Writer without spectacles

Please, don’t get me wrong: this is not a note to add to the established image of a writer. This is a short blog post written by a writer without spectacles.
Spectacles and hat – the main attributes for the sacred ritual of writing through writer’s block (for those who believe such thing exists), and I am sure it does especially in the first years of writing. In some way, I can assure I saw it like one sees a shadow on the dimly lit street in midnight on Halloween. Could be just a vision and yet, what if it was real?!
Another combo to add to the attributes is a cup of steaming drink and a cheap tobacco cigar. Maybe a typewriter.
Well, from all the possible attributes I have only fake pair of spectacles, hat, and a cup of steaming coffee at my side. And this should be more than enough to pull me through the muddy feeling of writer’s block.
Again, don’t get me wrong: this is not an attempt to talk about writer’s block, even though this post circulates around the subject. This is me – writer without spectacles, talking.
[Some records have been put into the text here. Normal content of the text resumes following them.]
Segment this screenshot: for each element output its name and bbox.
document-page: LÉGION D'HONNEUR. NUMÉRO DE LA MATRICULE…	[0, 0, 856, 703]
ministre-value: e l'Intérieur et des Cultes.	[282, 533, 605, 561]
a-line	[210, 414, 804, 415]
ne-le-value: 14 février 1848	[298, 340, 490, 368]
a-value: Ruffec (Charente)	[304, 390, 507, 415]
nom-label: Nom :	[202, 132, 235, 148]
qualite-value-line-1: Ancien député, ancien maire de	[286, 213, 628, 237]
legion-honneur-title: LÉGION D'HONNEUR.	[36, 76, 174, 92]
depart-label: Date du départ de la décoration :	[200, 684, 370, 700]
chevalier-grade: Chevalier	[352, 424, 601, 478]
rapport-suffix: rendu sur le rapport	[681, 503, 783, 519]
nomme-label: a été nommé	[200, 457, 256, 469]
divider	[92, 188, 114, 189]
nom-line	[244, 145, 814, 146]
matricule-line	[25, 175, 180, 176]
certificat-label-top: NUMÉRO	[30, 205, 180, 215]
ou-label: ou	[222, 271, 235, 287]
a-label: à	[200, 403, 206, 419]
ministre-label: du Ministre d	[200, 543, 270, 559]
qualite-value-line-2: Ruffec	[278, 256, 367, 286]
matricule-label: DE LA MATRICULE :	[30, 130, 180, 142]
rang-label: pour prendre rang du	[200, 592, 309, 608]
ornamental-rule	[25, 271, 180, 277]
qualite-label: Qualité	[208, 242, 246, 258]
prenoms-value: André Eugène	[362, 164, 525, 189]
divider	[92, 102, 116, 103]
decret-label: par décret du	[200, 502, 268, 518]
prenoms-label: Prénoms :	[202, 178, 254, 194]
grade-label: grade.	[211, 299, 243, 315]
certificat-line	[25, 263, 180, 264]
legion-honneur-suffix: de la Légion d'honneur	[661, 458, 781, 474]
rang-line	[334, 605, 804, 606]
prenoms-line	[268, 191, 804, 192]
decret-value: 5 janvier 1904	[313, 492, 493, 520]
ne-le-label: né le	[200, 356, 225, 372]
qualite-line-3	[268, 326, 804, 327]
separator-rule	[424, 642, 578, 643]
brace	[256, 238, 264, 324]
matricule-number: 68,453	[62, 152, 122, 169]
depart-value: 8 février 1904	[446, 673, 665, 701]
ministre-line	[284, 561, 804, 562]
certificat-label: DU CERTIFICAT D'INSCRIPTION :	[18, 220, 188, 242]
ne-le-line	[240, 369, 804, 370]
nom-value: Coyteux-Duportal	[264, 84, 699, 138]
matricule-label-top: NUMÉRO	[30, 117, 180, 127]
How long does it take to write a book?
I know the answer that terrifies and at the same time somehow assures me:
it takes a whole life to write a book, even if it is fifteen books in a row.
The prospect of writing a book my entire life does not really feel like a win to me, but now, after nine years of writing in foreign language, failing 19 written in frenzy and with childish shaking hand books, and accidently having written a hundred of pieces of poetry and poems, I can see the bright side in all ‘a whole life to write a book’ thing.
Because I still have my life to write my book.
Why writer without spectacles?
Interesting fact: spectacles help me to write better. I have a pair of fake spectacles in my drawer for the times when my thoughts get stuck and I still need to produce a few pages of something decent. In the hardest times, I add a hat.
Sometimes, I dress up in a man and write under cloud of genderless F J Haddley identity.
And since I don’t need spectacles in my daily life, I have a private joke that is humourless and stupid: I call myself a writer without spectacles.
Everyone has their own way of producing thousands and thousands of words weekly and managing their stories on the plain white sheets of digital documents. Whether it be a fake pair of spectacles or a cup of coffee or a cheap tobacco cigar or exercising on a typewriter. And my mentioning of writer’s block in this senseless blog post today is not an accident. Maybe in this you can see short way out of your writing predicament.